Ya pueden desgañitarse todo lo que quieran Mariano Rajoy o María Dolores de Cospedal en pregonar que quieren fortalecer la sanidad pública española. El decreto ley que nos ocupa hoy o la política de desmantelamiento que llevó a cabo Cospedal en la Junta de Castilla-La Mancha durante sus cuatro años de gobierno autonómico echan por tierra sus palabras. Pero para darse cuenta de este tipo de contradicciones que atañen al partido político que las lleve a cabo es imprescindible una sociedad formada, con capacidad crítica y con un mínimo nivel intelectual que le permita leer algo más que la prensa deportiva o que su programa televisivo de referencia no sea Gran Hermano o MasterChef. No es de extrañar que la derecha española haya eliminado la asignatura de filosofía del plan de estudios de los jóvenes españoles.

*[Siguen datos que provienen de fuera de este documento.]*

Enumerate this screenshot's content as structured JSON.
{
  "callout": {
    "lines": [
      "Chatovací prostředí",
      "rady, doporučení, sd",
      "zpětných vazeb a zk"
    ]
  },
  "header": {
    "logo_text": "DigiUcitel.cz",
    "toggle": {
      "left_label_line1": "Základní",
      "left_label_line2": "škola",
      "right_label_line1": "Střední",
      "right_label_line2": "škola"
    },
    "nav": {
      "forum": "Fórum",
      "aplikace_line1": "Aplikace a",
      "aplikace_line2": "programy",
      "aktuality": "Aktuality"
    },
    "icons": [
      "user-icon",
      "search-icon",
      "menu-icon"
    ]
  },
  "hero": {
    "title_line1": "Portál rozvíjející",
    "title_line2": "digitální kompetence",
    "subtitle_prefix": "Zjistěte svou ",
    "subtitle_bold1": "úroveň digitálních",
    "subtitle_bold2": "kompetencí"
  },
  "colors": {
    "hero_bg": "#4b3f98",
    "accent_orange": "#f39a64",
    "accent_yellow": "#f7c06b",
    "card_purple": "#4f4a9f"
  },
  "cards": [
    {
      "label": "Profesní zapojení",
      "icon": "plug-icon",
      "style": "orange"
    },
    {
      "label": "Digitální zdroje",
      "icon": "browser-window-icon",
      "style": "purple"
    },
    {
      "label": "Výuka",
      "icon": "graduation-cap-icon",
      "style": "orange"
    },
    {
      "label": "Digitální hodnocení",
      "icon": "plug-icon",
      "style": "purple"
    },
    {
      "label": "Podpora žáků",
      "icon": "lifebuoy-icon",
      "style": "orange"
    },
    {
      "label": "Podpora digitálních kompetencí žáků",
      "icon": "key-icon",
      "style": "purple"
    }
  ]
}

Pongamos dos ejemplos de lo aquí expuesto. El primero sería el estado la actual desastrosa sanidad pública inglesa después del desmantelamiento a que fue sometida por los ultraliberales partidarios de Margaret Thatcher, muy alejada de aquel magnífico Health Service que se puso en marcha en 1948 con voluntad de dar una asistencia preventiva y curativa universal que fue copiada por los países nórdicos. El segundo es el de un caso de gravísima negligencia médica muy conocido en Valencia que se produjo en la Clínica Quirón de esta ciudad. Un menor salvó la vida por su resistencia física y porque sus padres le llevaron al hospital La Fe en contra del parecer del cirujano que le había operado con una voluntad clara de ocultar su error. A raíz de este caso la clínica Quirón de Valencia puso en marcha una UCI pediátrica no para prestar una adecuada asistencia sanitaria a menores sino para evitar posibles futuras demandas.

Esta es la sanidad del Partido Popular.